If you’re fear of feeling negative emotions is causing you to avoid them, don’t worry, you’re not alone. many times, people are afraid of feelings such as grief, anger, disappointment, or sadness.

Shutting them out can disrupt the process of letting go. Let the feelings flow out of you… It may require mental health intervention, but fighting them can leave you stuck.

6. Engage in self-care

When we are hurting, it often feels like there is nothing but hurt. But still do the things that bring you some joy or comfort, and listening to your own needs first.

7. Surround yourself with people who fill you up

We can’t expect ourselves to get through our hurts alone. Allowing ourselves to lean on loved ones and their support is such a wonderful way of not feeling isolation but also reminds us of the good in our lives.

8. Give yourself permission to talk about it

sometimes people can’t let go because they feel they aren’t allowed to talk about it.
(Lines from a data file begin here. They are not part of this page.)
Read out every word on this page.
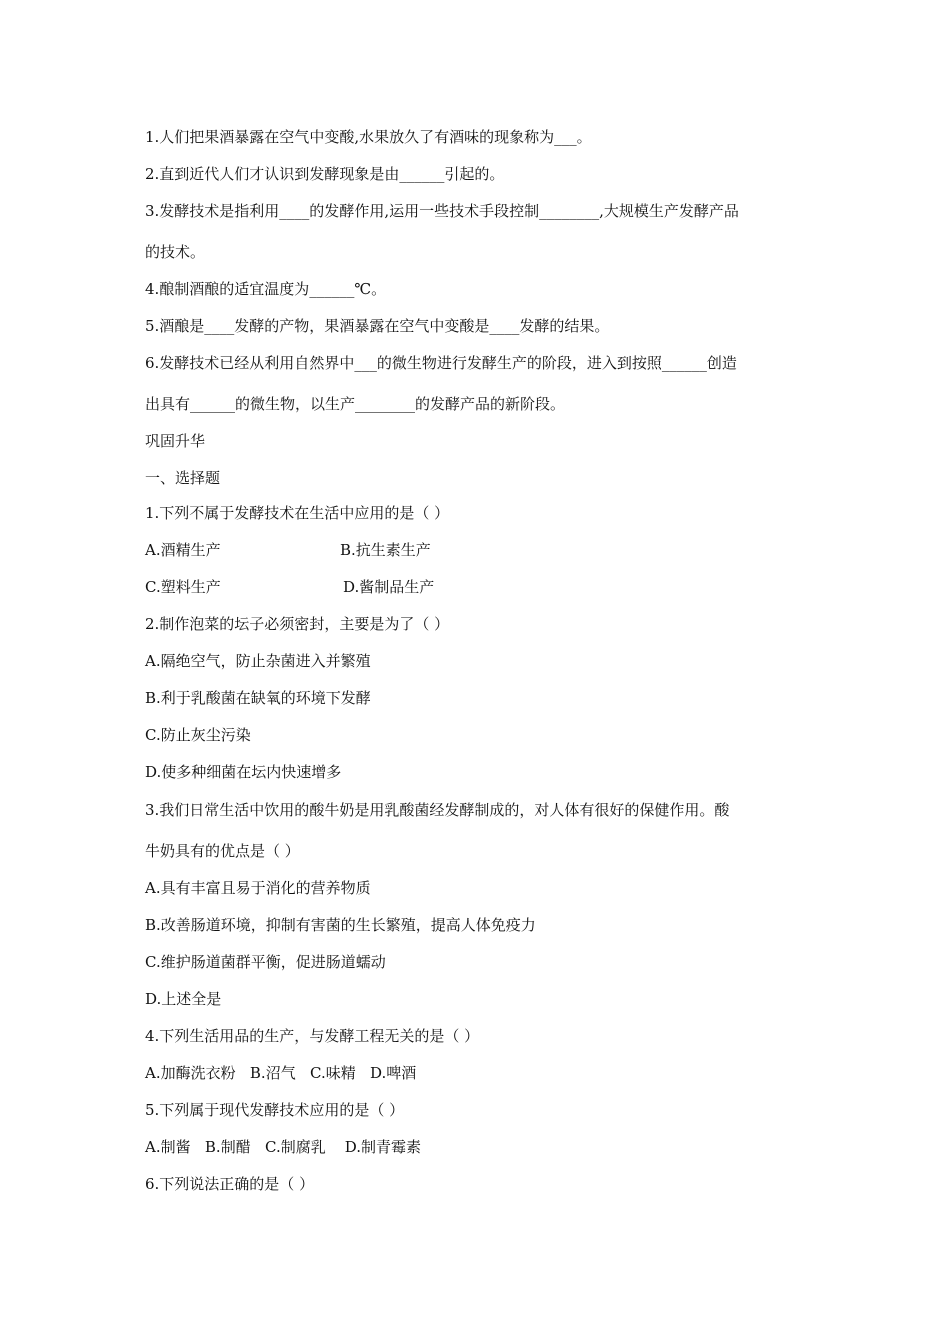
1.人们把果酒暴露在空气中变酸,水果放久了有酒味的现象称为___。
2.直到近代人们才认识到发酵现象是由______引起的。
3.发酵技术是指利用____的发酵作用,运用一些技术手段控制________,大规模生产发酵产品
的技术。
4.酿制酒酿的适宜温度为______℃。
5.酒酿是____发酵的产物，果酒暴露在空气中变酸是____发酵的结果。
6.发酵技术已经从利用自然界中___的微生物进行发酵生产的阶段，进入到按照______创造
出具有______的微生物，以生产________的发酵产品的新阶段。
巩固升华
一、选择题
1.下列不属于发酵技术在生活中应用的是（ ）
A.酒精生产	B.抗生素生产
C.塑料生产	D.酱制品生产
2.制作泡菜的坛子必须密封，主要是为了（ ）
A.隔绝空气，防止杂菌进入并繁殖
B.利于乳酸菌在缺氧的环境下发酵
C.防止灰尘污染
D.使多种细菌在坛内快速增多
3.我们日常生活中饮用的酸牛奶是用乳酸菌经发酵制成的，对人体有很好的保健作用。酸
牛奶具有的优点是（ ）
A.具有丰富且易于消化的营养物质
B.改善肠道环境，抑制有害菌的生长繁殖，提高人体免疫力
C.维护肠道菌群平衡，促进肠道蠕动
D.上述全是
4.下列生活用品的生产，与发酵工程无关的是（ ）
A.加酶洗衣粉   B.沼气   C.味精   D.啤酒
5.下列属于现代发酵技术应用的是（ ）
A.制酱   B.制醋   C.制腐乳    D.制青霉素
6.下列说法正确的是（ ）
This may be because the people around them no longer want to hear about it or there are feelings of embarrassment or shame.

Talking it out is important. I recommends finding a friend or therapist who is patient and accepting as well as willing to listen.

9. Give yourself permission to Let Go.

Let go of anger, guilt, shame, sadness, or any other feeling you may be experiencing to enable move on and most importantly forgive yourself.

10. Seek professional help

Sometimes it’s difficult to implement these tips on your own, and you need an experienced professional to help guide you through the process.

Unfortunately hurt is inevitable, however, we can choose to treat ourselves kindly and lovingly and allow ourselves to let go anyway we can.